Sobre esto, cabe citar la carta que le enviara Armando Defino el 3 de junio de 1932, comentando la presentación de Gardel en Radio Colonial de París el 25 de Mayo, en la que menciona la interpretación del estilo “Amargura” donde “has introducido algunas modificaciones que lo hacen interesante y novedoso”(3); aunque nunca sabremos en qué consistieron, no podemos descartar la posibilidad de que afectaran no sólo el aspecto musical sino también a los versos.

Sus intervenciones no eran caprichosas.
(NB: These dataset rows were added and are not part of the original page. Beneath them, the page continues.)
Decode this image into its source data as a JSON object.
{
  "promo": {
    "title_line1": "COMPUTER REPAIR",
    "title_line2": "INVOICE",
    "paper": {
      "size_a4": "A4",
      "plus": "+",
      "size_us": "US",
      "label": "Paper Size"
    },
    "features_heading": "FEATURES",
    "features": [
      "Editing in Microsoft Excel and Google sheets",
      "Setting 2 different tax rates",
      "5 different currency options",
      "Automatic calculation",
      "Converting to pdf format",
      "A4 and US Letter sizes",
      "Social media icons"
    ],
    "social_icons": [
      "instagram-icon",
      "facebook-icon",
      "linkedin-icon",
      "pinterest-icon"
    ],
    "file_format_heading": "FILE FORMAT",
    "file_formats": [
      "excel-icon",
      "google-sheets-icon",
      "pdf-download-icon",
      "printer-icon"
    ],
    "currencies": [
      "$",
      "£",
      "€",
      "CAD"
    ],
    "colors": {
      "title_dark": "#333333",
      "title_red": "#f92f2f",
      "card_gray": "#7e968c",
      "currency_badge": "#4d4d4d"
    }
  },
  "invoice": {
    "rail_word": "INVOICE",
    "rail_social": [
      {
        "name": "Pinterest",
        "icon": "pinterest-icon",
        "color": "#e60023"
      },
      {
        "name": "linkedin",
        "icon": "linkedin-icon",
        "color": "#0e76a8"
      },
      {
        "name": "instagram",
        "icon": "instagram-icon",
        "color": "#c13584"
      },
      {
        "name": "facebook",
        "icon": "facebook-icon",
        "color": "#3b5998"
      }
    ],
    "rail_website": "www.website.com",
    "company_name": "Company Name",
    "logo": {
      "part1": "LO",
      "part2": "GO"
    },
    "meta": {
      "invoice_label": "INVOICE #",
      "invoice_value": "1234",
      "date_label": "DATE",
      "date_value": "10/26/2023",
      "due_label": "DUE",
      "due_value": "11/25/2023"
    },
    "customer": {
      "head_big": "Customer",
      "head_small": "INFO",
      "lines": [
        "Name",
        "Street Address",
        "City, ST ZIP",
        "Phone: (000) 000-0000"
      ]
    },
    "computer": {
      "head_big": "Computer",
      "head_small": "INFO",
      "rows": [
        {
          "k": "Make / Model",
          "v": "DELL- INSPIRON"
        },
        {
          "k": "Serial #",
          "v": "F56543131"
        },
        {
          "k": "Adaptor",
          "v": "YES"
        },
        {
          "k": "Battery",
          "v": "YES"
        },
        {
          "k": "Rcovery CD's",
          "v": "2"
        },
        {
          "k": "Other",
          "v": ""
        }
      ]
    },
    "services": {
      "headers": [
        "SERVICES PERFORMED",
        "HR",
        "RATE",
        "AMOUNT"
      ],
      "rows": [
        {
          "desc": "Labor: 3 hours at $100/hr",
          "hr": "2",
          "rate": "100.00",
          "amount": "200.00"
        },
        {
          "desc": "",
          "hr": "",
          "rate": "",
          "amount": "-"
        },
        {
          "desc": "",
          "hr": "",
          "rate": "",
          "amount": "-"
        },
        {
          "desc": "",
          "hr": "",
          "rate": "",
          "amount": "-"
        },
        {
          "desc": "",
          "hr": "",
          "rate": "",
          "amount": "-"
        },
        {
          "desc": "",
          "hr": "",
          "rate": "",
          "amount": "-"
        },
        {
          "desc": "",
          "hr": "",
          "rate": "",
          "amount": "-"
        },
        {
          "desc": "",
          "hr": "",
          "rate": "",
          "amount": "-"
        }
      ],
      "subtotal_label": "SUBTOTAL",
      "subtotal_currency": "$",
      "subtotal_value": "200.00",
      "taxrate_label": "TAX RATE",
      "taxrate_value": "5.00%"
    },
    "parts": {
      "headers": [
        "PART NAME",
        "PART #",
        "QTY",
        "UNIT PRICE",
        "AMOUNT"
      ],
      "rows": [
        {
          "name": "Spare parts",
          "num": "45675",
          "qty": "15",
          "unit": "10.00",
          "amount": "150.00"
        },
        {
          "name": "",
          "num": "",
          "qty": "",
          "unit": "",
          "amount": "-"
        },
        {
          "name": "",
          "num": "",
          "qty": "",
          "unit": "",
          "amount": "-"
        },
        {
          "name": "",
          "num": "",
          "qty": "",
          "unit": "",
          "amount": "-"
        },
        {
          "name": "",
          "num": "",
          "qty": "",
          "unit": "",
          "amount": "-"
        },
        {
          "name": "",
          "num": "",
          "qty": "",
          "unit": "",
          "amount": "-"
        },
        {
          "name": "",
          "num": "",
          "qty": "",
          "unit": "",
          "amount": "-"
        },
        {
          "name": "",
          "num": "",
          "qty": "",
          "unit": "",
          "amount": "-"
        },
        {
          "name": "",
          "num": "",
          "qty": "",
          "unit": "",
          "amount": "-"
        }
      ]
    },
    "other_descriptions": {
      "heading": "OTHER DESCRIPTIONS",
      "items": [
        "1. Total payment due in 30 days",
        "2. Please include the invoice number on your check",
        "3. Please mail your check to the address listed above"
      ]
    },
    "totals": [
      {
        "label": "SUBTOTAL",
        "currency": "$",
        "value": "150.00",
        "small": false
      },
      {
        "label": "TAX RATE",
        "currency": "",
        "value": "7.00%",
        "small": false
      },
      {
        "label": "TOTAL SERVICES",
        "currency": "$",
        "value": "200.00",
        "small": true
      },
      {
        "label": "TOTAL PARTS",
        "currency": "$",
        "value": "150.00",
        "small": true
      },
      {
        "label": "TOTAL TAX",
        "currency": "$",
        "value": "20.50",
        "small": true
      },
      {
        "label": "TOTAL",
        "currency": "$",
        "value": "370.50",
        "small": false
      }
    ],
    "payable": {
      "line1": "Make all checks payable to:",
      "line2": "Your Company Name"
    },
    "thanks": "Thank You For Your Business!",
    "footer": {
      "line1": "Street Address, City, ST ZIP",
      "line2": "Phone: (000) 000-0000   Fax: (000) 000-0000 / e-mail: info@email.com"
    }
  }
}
Por el contrario, enriquecieron y mejoraron en mucho su repertorio. El uso de la palabra exacta en el momento oportuno –que frecuentemente vemos en cartas y reportajes- fue una de las características innatas del Morocho. Gardel cantaba para su público y debía hacerlo con su ritmo musical, sus ropas, sus gestos y también su vocabulario. Y los poetas, lejos de molestarse por las correcciones, también las hallaron acertadas.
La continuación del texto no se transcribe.